As he joked at the time, it must have been terrifying for the islanders ‘to know we could have attacked at any moment’.
Fortunately, we’ve put all that behind us, and our relationship is in a much better place today.
To me, it says something about the similarity of our characters: we cultivate our historical traditions, but we’re inherently forward-looking nations.
In this way, our two countries have built a strong, enduring relationship: as friends, allies and reliable trading partners.
As friends do, we visit and stay with each other frequently. Nearly 50,000 British nationals are living in the Netherlands, and three times as many Dutch people are living here in the UK.
As partners on the global stage, we can count on each other. Not just when things are going smoothly, but also in times of trouble.
The world is rapidly becoming a more volatile and aggressive place.
We need to come up with answers on how to face this new world, and how we can best collaborate to improve our safety and prosperity.
The war in Ukraine is one of the turning points in our recent history.
The battles being fought in the fields and cities of that country make it painfully clear that the world of multilateralism, international law, and peaceful cooperation is not a given.
It must be defended.
Both our countries are steadfast supporters of Ukraine.
We stand with the Ukrainian people in their struggle against oppression and injustice.
We jointly train soldiers, we send military equipment, and we present a common diplomatic front.
Our geopolitical like-mindedness is just as evident as ever.
It’s also just as necessary.
Countries like Russia and China are trying to rewrite the rules of the game and gain the upper hand.
They have a fundamentally different worldview than ours – one that doesn’t include democracy or the rule of law.
We must be realistic on this front: we can’t take it for granted that our social and political models will appeal to every country in the world.
This has been very much in evidence during votes at the UN, where a not insignificant number of states have abstained from condemning the Russian invasion.
This might seem like an abstract reflection on international politics.
But it has real-life consequences for individuals and companies.
Global trade will always be important to our prosperity, but our dependence on foreign energy and strategic resources also makes us vulnerable.
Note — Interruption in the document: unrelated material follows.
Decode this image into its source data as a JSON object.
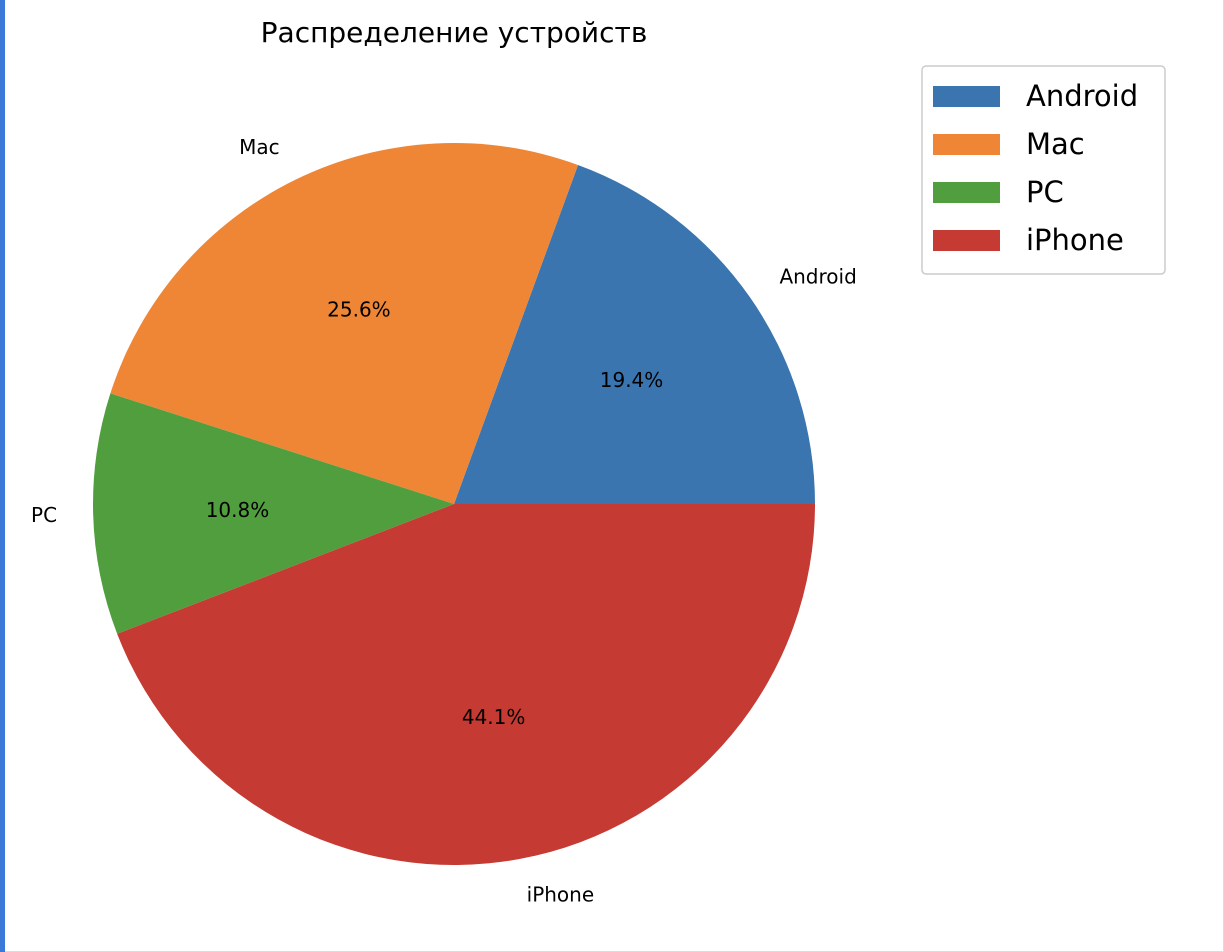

This is why we must work together to jointly reduce these vulnerabilities.
Through bilateral security cooperation, within NATO, and by stepping up diplomatic relations with geopolitically important countries.
We’re both mercantile nations, with a long tradition of tolerance and trade.
Few countries benefit as much from stability, reliable international agreements, and respect for international law as we do.
Ladies and gentlemen,
The current geopolitical tensions present us with tough challenges, but I’m confident that together we will be able to face them.
As we have done so many times before, helped by the similarity of our characters and by our shared principles.
Good friends speak their minds to one another – especially when they see things differently.
I recognise there are differences over the implementation of the Northern Ireland Protocol – and I hope the ongoing talks between the Commission and the British government will be concluded quickly and satisfactorily, with solutions that both parties can get behind.
This could help to unlock the true potential of Britain’s relations with the EU.
After all, we need to work together to face the challenges of the future, and focus on our shared interests.
We both stand to benefit from a more resilient Europe, which takes more responsibility for its economic security and defence.
In that regard, the Netherlands would welcome close cooperation between the EU and the UK on security issues.
We also welcome the fact that the UK has joined the PESCO project on military mobility.
Finally, we need a Europe that leads the world in addressing climate change.
Today’s conference helps us take important bilateral steps in that direction.
And although the climate is getting warmer, we could still face some difficult winters.
To address this issue, we should intensify our cooperation on renewable energy such as offshore wind power and hydrogen.
The same winds that once propelled sailing ships across the Channel will now power a more independent energy future.
Ladies and gentlemen,
I’d like to close by highlighting a passion that we share: football.
The Lionesses’ coach Sarina Wiegman, who happens to be Dutch, once shared the secret of their success:
‘It’s now.... It’s now.... We are in the now! It’s the only thing we talk about.’
As usual, what’s true in football is true in life.
The same goes for diplomacy.
Today, let’s talk about now.
How we can improve our cooperation.
How we can solve our challenges.
And how we can work to achieve joint success.
Everything we accomplish in the now will make us both stronger as we move towards the future.